2 years ago

Verticillosi

 

VERTICILLOSI – Verticillium dahliae

 

Le specie appartenenti a questo genere presentano conidiofori eretti, con ramificazioni disposte in verticilli; all’apice degli ultimi rametti vengono prodotti i conidi unicellulari, che a volte rimangono uniti insieme da una goccia di materiale mucoso.

La “verticilliosi” dell’olivo è presente in molte regioni del Mediterraneo, ma recenti indagini hanno messo in evidenza la sua forte espansione in Italia particolarmente grave appare la situazione in Calabria e Sicilia). Tale forte diffusione del parassita, che interessa maggiormente le giovani piantine ed è favorita dalla accentata suscettibilità di alcune cultivar molto diffuse, è dovuta a varie cause telluriche (terreno infetto trasportato dalle macchine oppure tramite ospiti intermedi come infestanti ed orticole), ma anche alle procedure di propagazione in vivaio, spesso effettuate senza la necessaria attenzione nel prelevamento di marze da piante infette (magari senza sintomatologia evidente).

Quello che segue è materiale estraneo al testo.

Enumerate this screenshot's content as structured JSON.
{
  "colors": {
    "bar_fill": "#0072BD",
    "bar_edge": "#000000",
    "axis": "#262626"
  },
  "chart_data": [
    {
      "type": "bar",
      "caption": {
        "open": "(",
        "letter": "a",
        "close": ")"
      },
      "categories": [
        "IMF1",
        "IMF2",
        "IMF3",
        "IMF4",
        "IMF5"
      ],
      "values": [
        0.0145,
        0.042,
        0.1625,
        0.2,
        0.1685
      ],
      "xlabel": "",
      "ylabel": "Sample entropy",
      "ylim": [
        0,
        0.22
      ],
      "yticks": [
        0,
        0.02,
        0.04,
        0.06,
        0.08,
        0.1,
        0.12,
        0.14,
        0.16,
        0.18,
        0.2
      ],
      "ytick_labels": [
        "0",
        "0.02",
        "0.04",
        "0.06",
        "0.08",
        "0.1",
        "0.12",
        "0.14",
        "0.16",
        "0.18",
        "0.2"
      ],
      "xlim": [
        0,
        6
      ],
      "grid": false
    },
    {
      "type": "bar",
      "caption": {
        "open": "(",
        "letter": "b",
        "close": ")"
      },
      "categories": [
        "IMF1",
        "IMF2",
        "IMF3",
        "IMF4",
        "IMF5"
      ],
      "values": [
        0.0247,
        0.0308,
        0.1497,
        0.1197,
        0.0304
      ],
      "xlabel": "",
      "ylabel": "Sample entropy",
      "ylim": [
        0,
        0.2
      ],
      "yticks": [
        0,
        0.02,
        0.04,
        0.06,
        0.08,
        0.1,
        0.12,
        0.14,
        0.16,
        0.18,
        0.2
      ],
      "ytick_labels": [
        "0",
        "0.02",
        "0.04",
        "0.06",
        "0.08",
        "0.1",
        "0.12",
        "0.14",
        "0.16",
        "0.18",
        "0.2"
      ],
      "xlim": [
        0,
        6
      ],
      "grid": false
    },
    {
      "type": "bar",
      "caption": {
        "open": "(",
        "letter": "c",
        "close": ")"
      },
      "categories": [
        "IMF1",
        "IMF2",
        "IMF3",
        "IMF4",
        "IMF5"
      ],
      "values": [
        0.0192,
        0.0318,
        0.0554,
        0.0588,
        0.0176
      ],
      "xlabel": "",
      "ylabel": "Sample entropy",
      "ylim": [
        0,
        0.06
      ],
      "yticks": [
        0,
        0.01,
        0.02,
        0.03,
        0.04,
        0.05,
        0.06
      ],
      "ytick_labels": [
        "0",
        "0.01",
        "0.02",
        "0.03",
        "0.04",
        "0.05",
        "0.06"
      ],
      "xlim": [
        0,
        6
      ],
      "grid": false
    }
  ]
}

Il deperimento da tracheoverticilliosi si manifesta con evoluzione cronica (meno grave) su piante adulte, ovvero con evoluzione acuta (sindrome apoplettica) più frequente nelle giovani piantine, dove, nei casi più gravi, possono determinare un esito infausto. Una terza forma di infezione riguarda piante asintomatiche (probabilmente con resistenza di tipo tollerante) che si limitano ad ospitare il fungo nei vasi xilematici.

Verticilliosi su pianta adulta (A) e su pianta giovane (B, forma apoplettica).

Questo fungo è molto diffuso oltre che sull’olivo, anche su numerose piante coltivate, arboree ed erbacce, in quanto è notevolmente polifago.